Dicta el mantra de la teoría política clásica —ese que se inventó el liberalismo dieciochesco, en los años en los que apenas comenzaba a construir su hegemonía como marco ideológico de contención de las luchas populares, obreras y campesinas en Europa— que toda democracia liberal que se precie de serlo requiere de institucionalizar una serie de pesos y de contrapesos capaces de regular las relaciones entre los poderes públicos y, en todo el sentido de la palabra, invalidar sus excesos, sus abusos o su propensión a invadir las facultades exclusivas de los restantes.
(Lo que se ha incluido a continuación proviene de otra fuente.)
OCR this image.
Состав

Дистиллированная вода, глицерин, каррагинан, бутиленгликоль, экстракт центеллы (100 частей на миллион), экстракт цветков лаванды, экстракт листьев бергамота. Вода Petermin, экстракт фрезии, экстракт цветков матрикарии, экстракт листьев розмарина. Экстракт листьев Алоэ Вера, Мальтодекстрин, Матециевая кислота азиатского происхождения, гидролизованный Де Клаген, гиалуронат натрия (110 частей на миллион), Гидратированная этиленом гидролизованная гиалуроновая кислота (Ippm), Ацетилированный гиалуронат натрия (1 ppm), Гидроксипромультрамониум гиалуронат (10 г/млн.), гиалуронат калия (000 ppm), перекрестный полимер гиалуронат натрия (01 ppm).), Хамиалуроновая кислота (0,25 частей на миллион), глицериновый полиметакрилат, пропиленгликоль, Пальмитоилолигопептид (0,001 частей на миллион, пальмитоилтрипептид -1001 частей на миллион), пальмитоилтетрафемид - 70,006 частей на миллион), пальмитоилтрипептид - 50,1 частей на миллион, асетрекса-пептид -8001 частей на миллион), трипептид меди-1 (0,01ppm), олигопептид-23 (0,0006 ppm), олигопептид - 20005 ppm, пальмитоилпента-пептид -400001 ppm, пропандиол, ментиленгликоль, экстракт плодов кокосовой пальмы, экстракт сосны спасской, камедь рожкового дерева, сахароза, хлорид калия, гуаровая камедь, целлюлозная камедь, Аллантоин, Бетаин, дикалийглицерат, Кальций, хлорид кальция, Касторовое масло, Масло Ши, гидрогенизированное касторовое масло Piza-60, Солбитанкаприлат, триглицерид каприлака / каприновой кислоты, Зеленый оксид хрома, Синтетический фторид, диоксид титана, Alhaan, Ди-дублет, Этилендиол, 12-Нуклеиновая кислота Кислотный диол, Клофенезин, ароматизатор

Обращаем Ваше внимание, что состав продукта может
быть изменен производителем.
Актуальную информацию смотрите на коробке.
En América, el modelo que por antonomasia se enseña como ejemplo virtuoso y exitoso de este diseño institucional suele ser, por supuesto, el estadounidense, en donde a cada poder (ejecutivo, legislativo y judicial) se le reconoce por lo menos una prerrogativa para contrarrestar las extralimitaciones de los otros dos.
Desde su independencia, México no ha sido excepción que escape a esta regla de tomar al modelo estadounidense (o, en menor medida, al francés, y a veces hasta el inglés, pero eso ya parece extravagancia) como su referente predilecto para armar el diseño institucional de los poderes de la federación, a pesar de que, en términos históricos, sea falso que democracia y liberalismo siempre caminen de la mano, como si una no pudiese existir sin el otro y viceversa.
Saber ese dato (que históricamente han existido democracias sin liberalismo y regímenes liberales sin democracia), aún sin ser anecdótico, no obstante, en nada ha cambiado el hecho de que, en general, a la democracia en este país se le exija comportarse no como aquello que en realidad es desde tiempos de Platón, con quien nace la tradición del pensamiento político occidental (una forma de gobierno en la que el poder se ejerce entre las mayorías populares), sino como aquello que de ella expresa y demanda el liberalismo; esto es: una forma de Estado en la que las mayorías nunca alcancen la condición de soberanas (lo cual pondría a los intereses y los privilegios de las siempre minoritarias élites de una sociedad en riesgo) y, si lo alcanzan, que las minorías privilegiadas, a pesar de ello, siempre cuenten con un poder público de reserva, como patrimonio suyo, para ejercerlo como un instrumento reactivo, contramayoritario y de nulificación de las decisiones que tome el colectivo en el ejercicio de su soberanía.
En México, este anhelo de contar, por un lado, con poderes públicos capaces de contrapesarse recíprocamente y, por el otro, con garantías institucionales de que los sectores mayoritarios de la población (que suelen ser los más expoliados por el capitalismo y su Estado de derecho ad-hoc) nunca sean capaces de hacer efectiva su voluntad como poder popular en el ejercicio de gobierno, en particular, se desplegó a lo largo del siglo XX como un debate intelectual condicionado por los efectos que, en la conformación de la cultura política nacional, ejercieron la irrupción de las masas en la política federal y, por supuesto, la consolidación de un sistema presidencialista en el que el titular del ejecutivo federal contaba con facultades constitucionales y metaconstitucionales capaces de anular conjuntamente a los poderes legislativo y judicial.